Each cell has an ID, source lines, and metadata.

{
  "id": "cell_recent_agent_runs",
  "source": [
    "agent_runs",
    "| where status == 'completed'",
    "| take 100"
  ],
  "metadata": {
    "type": "mql",
    "title": "Recent agent runs",
    "warehouse": "localwarehouse"
  }
}
FieldTypeDescription
idstringStable cell identifier.
sourcearray of stringsCell text stored line-by-line.
metadataobjectCell settings such as type, title, warehouse, index, time field, visualization, or filters.

Cell types

Mach5 notebooks commonly use these cell types:

Cell typePurpose
mqlSearch, filter, aggregate, and render data with MQL.
sqlQuery Mach5 data with SQL where SQL notebooks are enabled.
discoverExplore an index interactively with time charts, filters, and document inspection.
markdownDocument assumptions, findings, next steps, and analyst notes where note cells are enabled.

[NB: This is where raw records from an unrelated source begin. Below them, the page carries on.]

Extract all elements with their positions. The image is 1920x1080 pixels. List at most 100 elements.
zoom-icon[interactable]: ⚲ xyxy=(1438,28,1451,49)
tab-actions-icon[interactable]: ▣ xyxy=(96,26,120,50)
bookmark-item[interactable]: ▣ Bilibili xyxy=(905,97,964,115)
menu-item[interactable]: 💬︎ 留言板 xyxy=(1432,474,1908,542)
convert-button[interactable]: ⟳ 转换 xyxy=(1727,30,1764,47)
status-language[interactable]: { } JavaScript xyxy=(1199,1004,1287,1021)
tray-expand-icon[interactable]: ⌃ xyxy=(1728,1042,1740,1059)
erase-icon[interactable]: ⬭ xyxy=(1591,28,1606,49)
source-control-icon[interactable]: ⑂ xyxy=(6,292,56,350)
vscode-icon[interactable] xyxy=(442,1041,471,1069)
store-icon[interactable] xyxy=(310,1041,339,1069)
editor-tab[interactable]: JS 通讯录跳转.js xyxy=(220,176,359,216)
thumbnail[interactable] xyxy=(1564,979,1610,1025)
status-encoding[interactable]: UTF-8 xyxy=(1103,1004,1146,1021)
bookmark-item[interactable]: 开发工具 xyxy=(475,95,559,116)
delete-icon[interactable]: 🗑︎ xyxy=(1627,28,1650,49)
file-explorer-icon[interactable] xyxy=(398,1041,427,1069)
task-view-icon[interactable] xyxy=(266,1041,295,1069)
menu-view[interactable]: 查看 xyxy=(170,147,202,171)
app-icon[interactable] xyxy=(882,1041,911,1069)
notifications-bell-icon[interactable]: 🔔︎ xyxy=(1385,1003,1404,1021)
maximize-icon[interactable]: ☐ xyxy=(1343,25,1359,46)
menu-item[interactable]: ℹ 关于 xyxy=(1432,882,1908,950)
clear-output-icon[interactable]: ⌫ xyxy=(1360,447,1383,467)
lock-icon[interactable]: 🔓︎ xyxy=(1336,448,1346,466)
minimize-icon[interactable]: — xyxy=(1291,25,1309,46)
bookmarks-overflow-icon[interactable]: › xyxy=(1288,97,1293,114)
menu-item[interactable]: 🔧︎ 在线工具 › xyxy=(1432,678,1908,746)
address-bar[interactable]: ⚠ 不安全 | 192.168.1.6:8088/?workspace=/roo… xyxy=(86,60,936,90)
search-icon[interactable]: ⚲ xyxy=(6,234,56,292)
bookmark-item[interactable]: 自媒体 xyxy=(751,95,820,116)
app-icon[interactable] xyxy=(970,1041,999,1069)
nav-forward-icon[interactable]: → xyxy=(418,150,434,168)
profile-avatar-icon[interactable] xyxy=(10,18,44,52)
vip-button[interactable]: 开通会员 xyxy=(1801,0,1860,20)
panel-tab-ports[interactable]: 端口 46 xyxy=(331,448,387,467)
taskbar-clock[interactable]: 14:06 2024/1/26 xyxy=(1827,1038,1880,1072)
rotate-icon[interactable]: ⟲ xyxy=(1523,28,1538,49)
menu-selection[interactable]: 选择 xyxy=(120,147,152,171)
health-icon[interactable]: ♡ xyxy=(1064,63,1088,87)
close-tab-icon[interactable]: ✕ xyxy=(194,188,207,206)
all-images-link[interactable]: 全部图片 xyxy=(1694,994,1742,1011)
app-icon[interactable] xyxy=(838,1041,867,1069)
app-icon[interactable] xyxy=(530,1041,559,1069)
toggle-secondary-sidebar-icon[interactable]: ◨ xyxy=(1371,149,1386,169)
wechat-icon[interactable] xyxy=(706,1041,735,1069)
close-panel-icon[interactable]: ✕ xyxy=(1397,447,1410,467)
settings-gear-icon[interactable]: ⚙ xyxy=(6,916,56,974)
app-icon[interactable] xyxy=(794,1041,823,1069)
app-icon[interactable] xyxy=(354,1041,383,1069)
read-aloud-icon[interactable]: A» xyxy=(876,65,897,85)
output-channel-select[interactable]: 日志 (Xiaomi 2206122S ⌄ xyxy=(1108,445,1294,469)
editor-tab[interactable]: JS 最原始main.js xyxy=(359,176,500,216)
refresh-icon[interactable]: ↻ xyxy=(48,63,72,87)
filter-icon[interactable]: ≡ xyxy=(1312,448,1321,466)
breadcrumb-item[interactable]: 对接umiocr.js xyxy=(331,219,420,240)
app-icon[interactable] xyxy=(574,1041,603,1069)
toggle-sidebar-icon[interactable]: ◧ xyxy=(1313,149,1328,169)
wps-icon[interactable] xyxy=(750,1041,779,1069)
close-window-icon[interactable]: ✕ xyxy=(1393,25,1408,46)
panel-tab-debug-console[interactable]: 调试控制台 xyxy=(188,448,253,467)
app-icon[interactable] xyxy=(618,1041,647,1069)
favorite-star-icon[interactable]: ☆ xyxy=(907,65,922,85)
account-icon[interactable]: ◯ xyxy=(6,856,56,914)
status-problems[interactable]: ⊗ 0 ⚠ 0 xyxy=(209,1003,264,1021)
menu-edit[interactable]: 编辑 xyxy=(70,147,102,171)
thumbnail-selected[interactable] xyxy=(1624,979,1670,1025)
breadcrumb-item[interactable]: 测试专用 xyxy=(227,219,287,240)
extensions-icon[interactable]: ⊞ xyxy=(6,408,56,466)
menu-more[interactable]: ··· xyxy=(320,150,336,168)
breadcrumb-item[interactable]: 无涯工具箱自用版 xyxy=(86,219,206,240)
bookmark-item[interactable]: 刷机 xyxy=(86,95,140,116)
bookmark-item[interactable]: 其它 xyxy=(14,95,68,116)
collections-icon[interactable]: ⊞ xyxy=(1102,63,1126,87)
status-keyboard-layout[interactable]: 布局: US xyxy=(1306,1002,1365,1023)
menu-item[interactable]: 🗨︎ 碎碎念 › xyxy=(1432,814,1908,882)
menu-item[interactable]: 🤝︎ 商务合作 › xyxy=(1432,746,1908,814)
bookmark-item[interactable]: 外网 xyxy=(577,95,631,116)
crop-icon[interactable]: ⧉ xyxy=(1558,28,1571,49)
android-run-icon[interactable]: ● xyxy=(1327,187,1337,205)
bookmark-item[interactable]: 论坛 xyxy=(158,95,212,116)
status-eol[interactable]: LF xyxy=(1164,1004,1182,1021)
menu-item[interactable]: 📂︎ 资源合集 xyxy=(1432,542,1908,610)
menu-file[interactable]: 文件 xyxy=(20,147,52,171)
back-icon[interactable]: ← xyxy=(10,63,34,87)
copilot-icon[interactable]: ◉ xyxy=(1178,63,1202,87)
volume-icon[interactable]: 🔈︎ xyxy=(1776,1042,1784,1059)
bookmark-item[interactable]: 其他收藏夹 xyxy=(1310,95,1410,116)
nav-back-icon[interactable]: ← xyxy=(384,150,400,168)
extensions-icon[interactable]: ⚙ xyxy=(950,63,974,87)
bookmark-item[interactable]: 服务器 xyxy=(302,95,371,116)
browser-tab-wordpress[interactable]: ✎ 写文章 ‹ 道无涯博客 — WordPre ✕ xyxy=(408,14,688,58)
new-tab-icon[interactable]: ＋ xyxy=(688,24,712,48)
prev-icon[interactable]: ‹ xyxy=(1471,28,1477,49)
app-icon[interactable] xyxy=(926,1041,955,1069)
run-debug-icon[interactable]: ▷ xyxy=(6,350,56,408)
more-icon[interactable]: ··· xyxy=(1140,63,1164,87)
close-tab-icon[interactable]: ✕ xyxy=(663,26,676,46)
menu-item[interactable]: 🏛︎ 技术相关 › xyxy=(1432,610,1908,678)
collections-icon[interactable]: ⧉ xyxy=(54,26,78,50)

Cell type is stored in metadata:

{
  "metadata": {
    "type": "mql",
    "title": "Top services by finding count"
  }
}

MQL cells

MQL cells are useful for fast exploration over indexed data.

{
  "id": "cell_top_services",
  "source": [
    "findings",
    "| where severity in ('critical', 'high')",
    "| summarize count = count() by service",
    "| sort by count desc",
    "| take 20"
  ],
  "metadata": {
    "type": "mql",
    "title": "Top services by high-severity findings",
    "warehouse": "localwarehouse"
  }
}

MQL cells can include render to visualize results directly in the notebook.

findings
| summarize count = count() by severity
| render piechart

SQL cells

SQL cells are useful when you need joins, explicit projections, materialized views, or familiar SQL aggregation.

{
  "id": "cell_findings_by_hour",
  "source": [
    "SELECT date_trunc('hour', event_time) AS hour, severity, COUNT(*) AS count",
    "FROM findings",
    "WHERE event_time >= now() - interval '24 hours'",
    "GROUP BY hour, severity",
    "ORDER BY hour"
  ],
  "metadata": {
    "type": "sql",
    "title": "Findings by hour",
    "warehouse": "localwarehouse",
    "visualization": {
      "type": "time_chart",
      "group_by": "severity",
      "value_column": "count"
    }
  }
}

Discover cells

Discover cells are for interactive index exploration. They store index settings, time field, hit count, chunking behavior, and OpenSearch-compatible filters in metadata.

{
  "id": "cell_discover_runtime_events",
  "source": [],
  "metadata": {
    "type": "discover",
    "title": "Runtime events",
    "index": "runtime_events",
    "time_field": "event_time",
    "hits_size": 100,
    "enable_chunked": true,
    "filters": [
      {
        "match_phrase": {
          "event_type": "process_start"
        }
      }
    ]
  }
}

Filters

Filters narrow cell results. In query cells, filters are usually part of the query text. In Discover cells, filters are stored as OpenSearch-compatible query objects.

{
  "filters": [
    {
      "range": {
        "risk_score": {
          "gte": 80
        }
      }
    },
    {
      "match_phrase": {
        "environment": "prod"
      }
    }
  ]
}

Visualizations

Notebook cells can render charts through query syntax or metadata.

MQL render syntax:

findings
| summarize count = count() by severity
| render piechart

Metadata-driven visualization:

{
  "metadata": {
    "visualization": {
      "type": "column_chart",
      "group_by": "service",
      "value_column": "count",
      "show_legend": false
    }
  }
}

Notebooks and dashboards

Dashboards can reuse notebook cell output through a notebook_cell panel source.

{
  "source": {
    "type": "notebook_cell",
    "notebook_name": "incident-review",
    "cell_index": 3
  }
}

Use this when notebook analysis becomes important enough to monitor repeatedly. For dashboard panel details, see Dashboard configuration.

Best practices

  • Use stable, descriptive cell IDs.
  • Keep one question per cell.
  • Put notes before complex queries so future readers understand intent.
  • Use MQL for quick exploration and SQL for joins or structured analysis.
  • Store repeated filters in query text or Discover metadata.
  • Promote high-value notebook cells into dashboard panels.
  • Keep notebooks short enough to rerun and review.